You know, it could be. I mean, the growth was so strong through obviously pandemic tailwinds with 2021, 2022 and most of 2023. I think that would be a factor in broader rental car and short-term car rental dynamics, but there's so much share to be taken by Turo that we don't lose sleep over that pressure.
Right.
We actually think there are opportunities... Or as understanding and usage of Turo increases, more use cases open up for both hosts and guests of how to use Turo and how to use them for a longer term.
Two more, so one on Care.com. So I think, LTM revenue is about $370 million, so the business is kinda quite large, but I think growth was flat year in the second quarter. What are you doing to accelerate growth, and how do you think about the long-term margin potential for Care.com?
Yeah, we still feel very bullish about Care. As an industry leader, Joey talked about in the letter, given the scale of consumer traffic and positioning the brand, it's a good, profitable business. Growth has slowed down. They got more of a boost out of COVID than we even realized, particularly on the consumer side, and it's been a, or it was one of those situations where tailwinds obscured some real suboptimalities in product and in marketing. And so, you know, water goes out when the tide goes out, you realize some things that you don't like. We have leadership in there in Brad Wilson, the CEO, and he's been building out his team, who are making the investments in product and marketing to reinvigorate growth.
There are two main businesses within care: the consumer side, which is any of us signing up and using it to find a nanny, babysitter, and then the new and senior care, as well as new categories like pet and out of home.
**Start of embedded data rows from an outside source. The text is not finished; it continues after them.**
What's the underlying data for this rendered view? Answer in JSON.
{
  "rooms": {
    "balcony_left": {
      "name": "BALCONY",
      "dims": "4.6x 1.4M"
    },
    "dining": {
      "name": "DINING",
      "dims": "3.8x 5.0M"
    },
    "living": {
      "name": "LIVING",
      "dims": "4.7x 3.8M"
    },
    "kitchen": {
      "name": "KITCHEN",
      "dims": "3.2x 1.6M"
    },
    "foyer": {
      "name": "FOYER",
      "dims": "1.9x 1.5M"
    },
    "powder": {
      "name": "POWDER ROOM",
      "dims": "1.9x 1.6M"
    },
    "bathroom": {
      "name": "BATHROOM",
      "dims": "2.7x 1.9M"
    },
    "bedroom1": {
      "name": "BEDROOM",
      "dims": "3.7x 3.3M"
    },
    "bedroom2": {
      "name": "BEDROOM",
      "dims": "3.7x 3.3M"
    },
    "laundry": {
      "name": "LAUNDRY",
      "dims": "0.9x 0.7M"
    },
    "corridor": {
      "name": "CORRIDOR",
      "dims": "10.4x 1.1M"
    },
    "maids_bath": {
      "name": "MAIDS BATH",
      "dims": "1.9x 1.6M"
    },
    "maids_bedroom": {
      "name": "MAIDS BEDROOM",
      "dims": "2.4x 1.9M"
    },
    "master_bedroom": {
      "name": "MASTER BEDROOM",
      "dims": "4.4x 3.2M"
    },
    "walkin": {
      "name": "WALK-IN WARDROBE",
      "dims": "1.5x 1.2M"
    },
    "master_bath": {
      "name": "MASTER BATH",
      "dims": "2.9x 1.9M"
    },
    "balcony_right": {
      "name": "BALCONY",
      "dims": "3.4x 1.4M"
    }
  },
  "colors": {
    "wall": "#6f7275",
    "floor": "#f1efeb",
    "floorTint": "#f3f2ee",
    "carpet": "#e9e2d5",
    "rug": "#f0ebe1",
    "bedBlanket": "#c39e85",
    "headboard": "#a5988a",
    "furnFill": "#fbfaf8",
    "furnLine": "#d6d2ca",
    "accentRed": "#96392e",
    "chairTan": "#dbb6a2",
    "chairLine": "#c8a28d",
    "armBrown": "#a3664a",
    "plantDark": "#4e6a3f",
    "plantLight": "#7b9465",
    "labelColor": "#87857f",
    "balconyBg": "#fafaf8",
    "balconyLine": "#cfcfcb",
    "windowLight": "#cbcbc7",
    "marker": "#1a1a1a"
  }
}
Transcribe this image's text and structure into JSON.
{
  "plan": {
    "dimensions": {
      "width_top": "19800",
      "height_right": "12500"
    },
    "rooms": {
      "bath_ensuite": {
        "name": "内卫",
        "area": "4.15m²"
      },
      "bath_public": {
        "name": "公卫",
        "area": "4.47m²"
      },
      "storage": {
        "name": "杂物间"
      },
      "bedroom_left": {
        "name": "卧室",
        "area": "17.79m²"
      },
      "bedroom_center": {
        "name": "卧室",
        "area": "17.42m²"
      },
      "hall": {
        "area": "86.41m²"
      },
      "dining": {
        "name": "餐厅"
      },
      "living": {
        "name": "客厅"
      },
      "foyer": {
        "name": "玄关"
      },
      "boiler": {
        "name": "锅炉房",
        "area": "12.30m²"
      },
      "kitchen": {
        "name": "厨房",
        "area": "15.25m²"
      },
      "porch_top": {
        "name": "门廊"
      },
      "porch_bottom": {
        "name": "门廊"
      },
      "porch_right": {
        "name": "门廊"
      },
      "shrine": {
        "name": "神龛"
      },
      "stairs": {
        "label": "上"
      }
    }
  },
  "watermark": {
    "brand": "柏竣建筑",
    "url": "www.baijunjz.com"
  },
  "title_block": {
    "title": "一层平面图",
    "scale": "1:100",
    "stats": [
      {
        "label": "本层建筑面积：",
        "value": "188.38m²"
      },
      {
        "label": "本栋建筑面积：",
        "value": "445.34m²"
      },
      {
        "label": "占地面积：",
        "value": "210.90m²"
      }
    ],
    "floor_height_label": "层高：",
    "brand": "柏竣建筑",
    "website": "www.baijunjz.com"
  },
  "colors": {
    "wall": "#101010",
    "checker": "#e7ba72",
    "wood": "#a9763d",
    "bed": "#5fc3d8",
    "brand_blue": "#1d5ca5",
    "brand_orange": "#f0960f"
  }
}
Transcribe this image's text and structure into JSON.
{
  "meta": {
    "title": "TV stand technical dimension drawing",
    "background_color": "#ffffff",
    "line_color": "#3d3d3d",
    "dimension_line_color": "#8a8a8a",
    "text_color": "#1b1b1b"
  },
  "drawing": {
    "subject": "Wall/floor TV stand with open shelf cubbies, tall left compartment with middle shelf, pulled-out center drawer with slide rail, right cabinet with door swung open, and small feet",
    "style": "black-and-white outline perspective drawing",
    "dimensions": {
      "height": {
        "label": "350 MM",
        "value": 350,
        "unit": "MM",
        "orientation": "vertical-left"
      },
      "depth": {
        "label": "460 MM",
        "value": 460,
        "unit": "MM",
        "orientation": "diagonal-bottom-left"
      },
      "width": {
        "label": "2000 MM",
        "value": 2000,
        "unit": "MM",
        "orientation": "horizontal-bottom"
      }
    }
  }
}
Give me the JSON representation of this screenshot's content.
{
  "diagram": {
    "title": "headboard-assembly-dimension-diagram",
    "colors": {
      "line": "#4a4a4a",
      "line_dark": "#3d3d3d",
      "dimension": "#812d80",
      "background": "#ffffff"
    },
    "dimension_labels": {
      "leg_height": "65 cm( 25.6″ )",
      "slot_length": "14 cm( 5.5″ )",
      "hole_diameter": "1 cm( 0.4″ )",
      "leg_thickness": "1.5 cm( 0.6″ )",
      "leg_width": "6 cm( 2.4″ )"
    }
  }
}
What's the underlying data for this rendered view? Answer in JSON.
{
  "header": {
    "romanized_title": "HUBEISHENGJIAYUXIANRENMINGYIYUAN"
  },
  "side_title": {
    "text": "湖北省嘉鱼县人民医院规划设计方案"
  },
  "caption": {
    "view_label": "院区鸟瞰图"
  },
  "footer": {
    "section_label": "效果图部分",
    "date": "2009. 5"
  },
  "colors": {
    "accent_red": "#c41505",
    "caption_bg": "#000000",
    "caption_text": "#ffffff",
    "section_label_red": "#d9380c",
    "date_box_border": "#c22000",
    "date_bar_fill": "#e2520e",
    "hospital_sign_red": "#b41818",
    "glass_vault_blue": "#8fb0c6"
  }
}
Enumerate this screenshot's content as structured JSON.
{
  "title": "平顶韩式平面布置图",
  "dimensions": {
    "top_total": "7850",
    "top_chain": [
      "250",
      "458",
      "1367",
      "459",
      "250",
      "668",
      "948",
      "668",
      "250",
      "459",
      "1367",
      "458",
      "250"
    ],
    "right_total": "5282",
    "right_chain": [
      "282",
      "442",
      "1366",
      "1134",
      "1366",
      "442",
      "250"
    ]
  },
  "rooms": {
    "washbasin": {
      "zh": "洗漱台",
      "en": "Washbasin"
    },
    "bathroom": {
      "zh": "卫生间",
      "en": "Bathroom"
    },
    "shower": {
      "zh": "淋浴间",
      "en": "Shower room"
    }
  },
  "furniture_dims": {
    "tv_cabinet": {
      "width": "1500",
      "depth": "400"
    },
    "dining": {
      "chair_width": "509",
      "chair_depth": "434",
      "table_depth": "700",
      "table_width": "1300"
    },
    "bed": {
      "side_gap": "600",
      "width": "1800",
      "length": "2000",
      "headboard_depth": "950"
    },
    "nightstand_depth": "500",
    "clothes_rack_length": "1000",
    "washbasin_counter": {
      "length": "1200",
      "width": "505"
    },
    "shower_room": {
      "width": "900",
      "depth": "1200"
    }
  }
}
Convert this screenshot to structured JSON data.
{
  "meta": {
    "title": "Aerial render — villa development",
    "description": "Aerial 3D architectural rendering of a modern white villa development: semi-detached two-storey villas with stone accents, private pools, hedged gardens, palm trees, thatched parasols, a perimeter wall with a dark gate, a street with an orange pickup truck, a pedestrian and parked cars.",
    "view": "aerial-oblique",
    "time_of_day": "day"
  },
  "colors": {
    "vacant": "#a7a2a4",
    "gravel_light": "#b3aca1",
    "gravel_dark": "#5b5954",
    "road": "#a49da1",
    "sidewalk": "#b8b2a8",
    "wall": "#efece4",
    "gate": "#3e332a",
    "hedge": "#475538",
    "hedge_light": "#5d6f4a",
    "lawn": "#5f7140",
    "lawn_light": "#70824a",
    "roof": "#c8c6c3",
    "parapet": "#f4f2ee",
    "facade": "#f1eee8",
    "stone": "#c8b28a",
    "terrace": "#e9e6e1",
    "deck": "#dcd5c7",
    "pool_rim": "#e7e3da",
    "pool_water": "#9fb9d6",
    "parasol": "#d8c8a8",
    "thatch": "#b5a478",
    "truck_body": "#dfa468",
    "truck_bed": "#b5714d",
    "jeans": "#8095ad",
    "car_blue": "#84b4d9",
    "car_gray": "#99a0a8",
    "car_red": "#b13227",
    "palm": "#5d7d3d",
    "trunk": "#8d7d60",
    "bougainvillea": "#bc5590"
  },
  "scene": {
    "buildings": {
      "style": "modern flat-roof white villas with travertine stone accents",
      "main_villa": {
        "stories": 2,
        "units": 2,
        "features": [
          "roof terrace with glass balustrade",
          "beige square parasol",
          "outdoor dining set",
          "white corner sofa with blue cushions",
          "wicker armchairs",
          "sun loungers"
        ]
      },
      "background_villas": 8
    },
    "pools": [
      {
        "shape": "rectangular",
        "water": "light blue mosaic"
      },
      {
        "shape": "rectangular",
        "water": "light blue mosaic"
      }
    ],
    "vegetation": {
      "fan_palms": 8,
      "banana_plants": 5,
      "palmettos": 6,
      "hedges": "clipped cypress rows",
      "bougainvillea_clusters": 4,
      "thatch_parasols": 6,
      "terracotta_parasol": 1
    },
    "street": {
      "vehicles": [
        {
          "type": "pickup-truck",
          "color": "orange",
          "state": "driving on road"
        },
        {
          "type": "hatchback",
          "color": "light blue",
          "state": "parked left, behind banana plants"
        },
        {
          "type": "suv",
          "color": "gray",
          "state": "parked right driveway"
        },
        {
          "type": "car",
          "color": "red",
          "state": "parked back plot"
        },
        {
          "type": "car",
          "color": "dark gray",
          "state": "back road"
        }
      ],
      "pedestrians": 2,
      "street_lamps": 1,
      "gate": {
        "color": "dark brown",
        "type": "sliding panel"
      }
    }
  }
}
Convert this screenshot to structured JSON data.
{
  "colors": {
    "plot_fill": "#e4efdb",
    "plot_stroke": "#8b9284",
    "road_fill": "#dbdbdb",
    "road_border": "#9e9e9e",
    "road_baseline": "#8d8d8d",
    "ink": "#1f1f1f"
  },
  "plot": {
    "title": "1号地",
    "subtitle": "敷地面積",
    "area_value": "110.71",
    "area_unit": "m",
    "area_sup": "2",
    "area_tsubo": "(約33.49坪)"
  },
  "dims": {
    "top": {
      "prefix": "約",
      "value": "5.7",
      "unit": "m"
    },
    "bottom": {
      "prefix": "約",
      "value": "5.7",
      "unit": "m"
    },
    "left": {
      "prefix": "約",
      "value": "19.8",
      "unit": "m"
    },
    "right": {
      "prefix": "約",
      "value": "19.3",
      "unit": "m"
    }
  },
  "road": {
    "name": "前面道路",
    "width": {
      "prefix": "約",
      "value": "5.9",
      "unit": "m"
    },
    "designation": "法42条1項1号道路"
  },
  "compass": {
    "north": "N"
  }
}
That is where we saw the biggest slowdown recently. There's also the enterprise side, where our employers provide access to care and backup care hours or days to employees as a benefit. That has been reinvigorated with that, and we think is now really table stakes for most employers to offer. It's really around getting the consumer marketing and sign up and product to where we want it. But it's head down, and we feel optimistic about the future there.
So, last part, and we can go into a two-part question, 'cause there were a few questions online in the chat about the MGM stake. So - and obviously, the question on the MGM stake is, you know, why does it make sense to keep it? And, you know, you have talked about, you know, you think it is an undervalued asset. But work the logic of the MGM stake into, you know, potential M&A. You've talked about sweet spot being $300 million-$700 million. You know, what's the likelihood something gets done in the next six to 12 months? And then, you know, how do you think about, like, using the MGM stake to fund acquisitions versus, you know, other sources, et cetera?
Okay, well, so, you know, across the whole IAC family, there's $1.7 billion of cash at IAC parent, $1.1 billion. Obviously, that's a real capital source right there, and one we look to put into investments, acquisitions. The MGM stake, we view the company as highly undervalued. The market reaction to their earnings now two weeks ago, we think was fully overdone in a reaction to one statement about F1 pre-bookings, and $30 million at risk of a company with $4+ billion of EBITDA. So, we thought it was undervalued before, and the implied value on, you know, incredible assets in Las Vegas, which has further cemented itself as the entertainment and leisure center of the U.S., but also the world.
It's, it's an extraordinarily low value, and one we see opportunity there. We have a variety of assets beyond our cash to fund future M&A. And you know, both. We have sold assets like Mosaic that we consider non-core and are not meeting our capital return thresholds, and then debt financing, all those associated with an acquisition. So we've got, we've got firepower. We're really focused on finding, identifying, and buying a company or companies that we think will create real value for IAC shareholders.